Retrieval evaluation and distance learning from perceived similarity between endomicroscopy videos

  • Authors:
  • Barbara André;Tom Vercauteren;Anna M. Buchner;Michael B. Wallace;Nicholas Ayache

  • Affiliations:
  • Mauna Kea Technologies, Paris and INRIA - Asclepios, Sophia-Antipolis;Mauna Kea Technologies, Paris;Hospital of the University of Pennsylvania, Philadelphia;Mayo Clinic, Jacksonville, Florida;INRIA - Asclepios, Sophia-Antipolis

  • Venue:
  • MICCAI'11 Proceedings of the 14th international conference on Medical image computing and computer-assisted intervention - Volume Part III
  • Year:
  • 2011

Quantified Score

Hi-index 0.00

Visualization

Abstract

Evaluating content-based retrieval (CBR) is challenging because it requires an adequate ground-truth. When the available groundtruth is limited to textual metadata such as pathological classes, retrieval results can only be evaluated indirectly, for example in terms of classification performance. In this study we first present a tool to generate perceived similarity ground-truth that enables direct evaluation of endomicroscopic video retrieval. This tool uses a four-points Likert scale and collects subjective pairwise similarities perceived by multiple expert observers.

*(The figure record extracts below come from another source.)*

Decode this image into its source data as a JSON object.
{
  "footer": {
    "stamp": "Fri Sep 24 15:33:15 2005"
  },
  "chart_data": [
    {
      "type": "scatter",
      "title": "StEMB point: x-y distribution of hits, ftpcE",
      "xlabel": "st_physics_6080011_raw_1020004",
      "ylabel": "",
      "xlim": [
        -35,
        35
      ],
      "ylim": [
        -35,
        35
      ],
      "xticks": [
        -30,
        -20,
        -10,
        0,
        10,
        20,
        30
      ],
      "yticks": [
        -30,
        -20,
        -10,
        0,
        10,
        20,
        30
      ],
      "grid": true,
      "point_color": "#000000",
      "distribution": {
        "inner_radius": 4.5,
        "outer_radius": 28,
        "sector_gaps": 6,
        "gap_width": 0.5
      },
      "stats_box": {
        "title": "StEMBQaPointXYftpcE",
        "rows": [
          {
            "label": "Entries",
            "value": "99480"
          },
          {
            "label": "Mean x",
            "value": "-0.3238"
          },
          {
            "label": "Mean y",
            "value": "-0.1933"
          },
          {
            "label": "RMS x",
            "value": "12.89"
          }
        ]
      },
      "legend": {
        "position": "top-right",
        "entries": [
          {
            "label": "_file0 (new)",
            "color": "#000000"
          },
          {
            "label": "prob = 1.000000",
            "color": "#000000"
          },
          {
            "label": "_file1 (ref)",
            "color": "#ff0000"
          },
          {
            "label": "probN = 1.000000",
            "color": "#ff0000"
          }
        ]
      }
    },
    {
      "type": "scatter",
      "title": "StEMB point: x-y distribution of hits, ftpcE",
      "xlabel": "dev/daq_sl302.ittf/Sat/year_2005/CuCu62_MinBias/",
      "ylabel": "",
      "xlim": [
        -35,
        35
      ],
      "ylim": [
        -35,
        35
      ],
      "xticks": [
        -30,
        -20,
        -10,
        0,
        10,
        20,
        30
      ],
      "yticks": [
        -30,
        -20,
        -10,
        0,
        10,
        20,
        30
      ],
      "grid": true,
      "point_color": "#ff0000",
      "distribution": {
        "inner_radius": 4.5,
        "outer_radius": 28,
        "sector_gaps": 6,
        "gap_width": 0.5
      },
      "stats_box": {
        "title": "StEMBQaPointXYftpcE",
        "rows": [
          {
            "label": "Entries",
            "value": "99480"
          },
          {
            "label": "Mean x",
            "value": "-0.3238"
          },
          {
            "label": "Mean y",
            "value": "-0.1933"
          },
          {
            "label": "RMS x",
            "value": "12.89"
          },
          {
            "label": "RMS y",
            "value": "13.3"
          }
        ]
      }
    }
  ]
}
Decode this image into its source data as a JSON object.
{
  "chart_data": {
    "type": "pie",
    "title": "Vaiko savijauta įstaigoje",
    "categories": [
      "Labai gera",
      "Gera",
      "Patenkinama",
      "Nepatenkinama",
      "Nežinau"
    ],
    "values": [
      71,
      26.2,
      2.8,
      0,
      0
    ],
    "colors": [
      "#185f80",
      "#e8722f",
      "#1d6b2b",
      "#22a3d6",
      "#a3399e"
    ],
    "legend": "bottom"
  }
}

We then evaluate against the generated ground-truth a previously developed dense bag-of-visual-words method for endomicroscopic video retrieval. Confirming the results of previous indirect evaluation based on classification, our direct evaluation shows that this method significantly outperforms several other state-of-the-art CBR methods. In a second step, we propose to improve the CBR method by learning an adjusted similarity metric from the perceived similarity ground-truth. By minimizing a margin-based cost function that differentiates similar and dissimilar video pairs, we learn a weight vector applied to the visual word signatures of videos. Using cross-validation, we demonstrate that the learned similarity distance is significantly better correlated with the perceived similarity than the original visual-word-based distance.